According to the city's own 311 call data, the Department of Environmental Protection (which handles sewer-connected manholes, separate from Con Edison's) has fielded more than 700 service requests related to missing manhole covers so far in 2026. Between May 1 and May 17 alone, there were 62 complaints about missing manhole covers. None of those complaints were connected to the area where Gocaj fell, and some were duplicates, but the numbers paint a picture of a city where this kind of thing happens more often than most people realize.

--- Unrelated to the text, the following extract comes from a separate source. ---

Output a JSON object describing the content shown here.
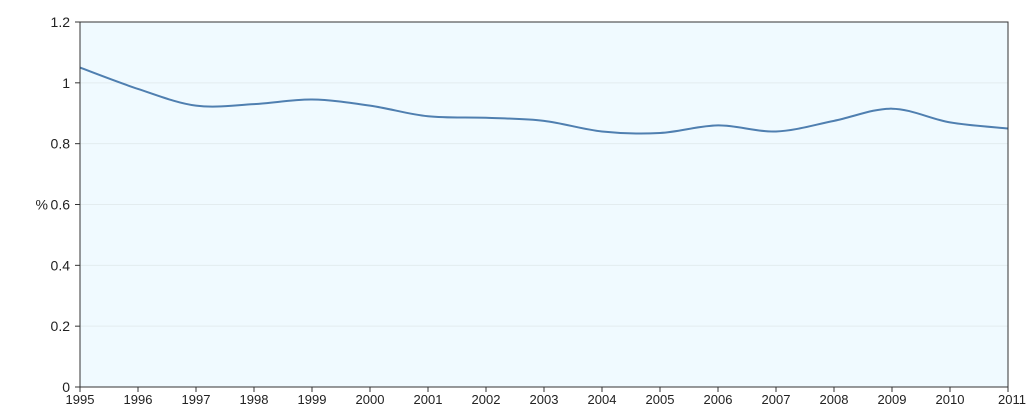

Some of those complaints have been fixed. Some were unfounded. Some have incomplete information. Some are still listed as requiring further investigation. It's a patchwork system for a city that has tens of thousands of manholes spread across five boroughs, maintained by multiple different entities, each with their own inspection schedules and response times.

The Scene the Next Morning

By early Tuesday morning, the street had reopened. The manhole was covered again and cordoned off. Gocaj's Mercedes was still visible at the scene overnight, parked right next to the now-sealed hole. Video from reporters showed how close the manhole was to her driver's side door. It was maybe a foot or two away. There was literally nowhere else for her to step.

New Yorkers and tourists passing through the area on Tuesday told reporters that the incident had rattled them. Several said it had unlocked a fear they hadn't considered before. You think about a lot of things when you're walking around Manhattan. Traffic. Bikes. Other people. The ground disappearing beneath you isn't usually on the list.

What Happens Next

The investigation is still in its early stages. Con Edison is reviewing details. The medical examiner hasn't issued an official ruling. The mayor's office has pledged a full investigation involving multiple city agencies.

For Gocaj's family, none of that changes what happened on Monday night. A woman parked her car on a well-lit street in one of the most famous neighborhoods on the planet, opened her door, and fell into a hole that nobody knew was there. She was screaming for help. It took 20 minutes to pull her out. And she didn't survive.

The manhole cover was found 15 feet away. A truck knocked it loose 12 minutes before she arrived. And in those 12 minutes, on Fifth Avenue in Midtown Manhattan, not a single person, camera, sensor, or system flagged that the ground was open. That's the part that's going to stay with people for a long time.